Corrosion of copper exposed to water-in biodiesel-diesel emulsion fuel stabilized with polyglycerol polyricinoleate emulsifier

Abstract

Despite emulsification of water in-diesel can decrease harmful exhaust emissions, unstable emulsion can result in formation of free water which can accelerate metal corrosion in the fuel delivery system of a diesel engine. This study aimed to formulate and assess stability of 5 vol% water in 5 vol% biodiesel in diesel emulsion fuel (W5B5) and investigate its effects towards copper corrosion. Stable W5B5 was successfully prepared with 3 vol% polyglycerol polyricinoleate (PGPR). After 1200 h of storage, W5B5 remained stable, indicated by mean droplet diameter of 627.6 ± 7.5 nm, sedimentation index of ∼3 %, and absence of free water formation.
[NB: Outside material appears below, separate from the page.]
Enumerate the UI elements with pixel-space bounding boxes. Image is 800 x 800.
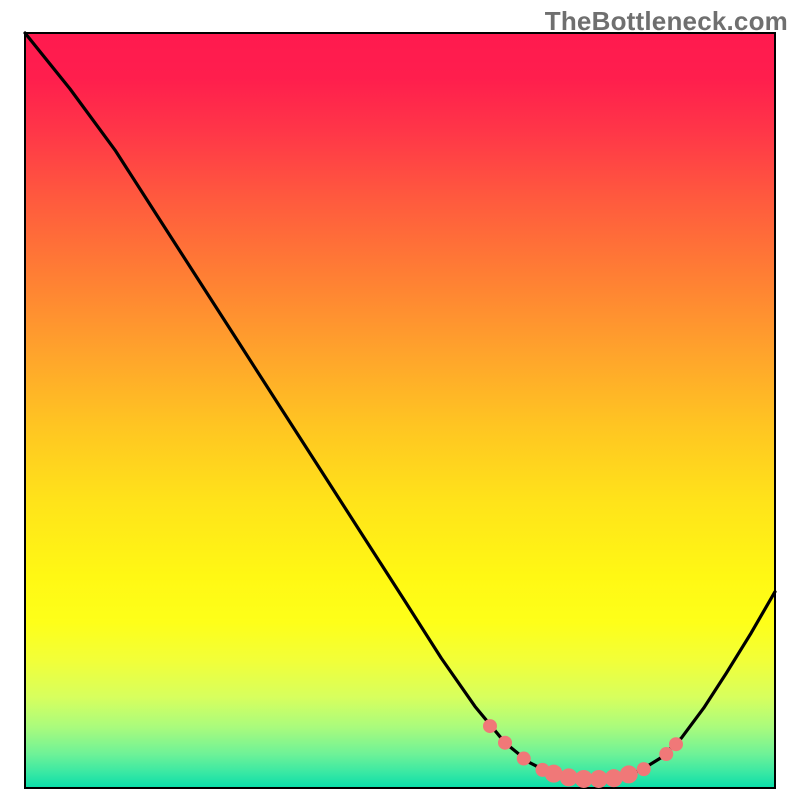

Upon exposure to copper, mean droplet diameter of W5B5 increased by 2.7 times compared to prepared W5B5. Viscosity and total acid number (TAN) values of copper exposed W5B5 increased by 26 % and 270 %, respectively, indicating enlargement of water droplets and degradation of fuel during immersion. Corrosion rate of copper exposed to W5B5 decreased by 92 % between 240 and 1200 h of immersion. Corrosion rate of copper in W5B5 was 5.5 times and 3.0 times higher diesel and biodiesel, respectively. Higher initial TAN of W5B5 than other fuels, attributed to addition of PGPR to form stable water-fuel emulsion, influenced the higher corrosion rate observed in W5B5 compared to other fuels. To minimize corrosive nature of W5B5, future research should focus on developing stable formulation with low initial acidity value comparable to or even lower than biodiesel. The contribution to knowledge from the study yielded valuable insights into the stability of emulsion fuel, corrosion behaviour, and impact of emulsifier acidity on corrosion rates.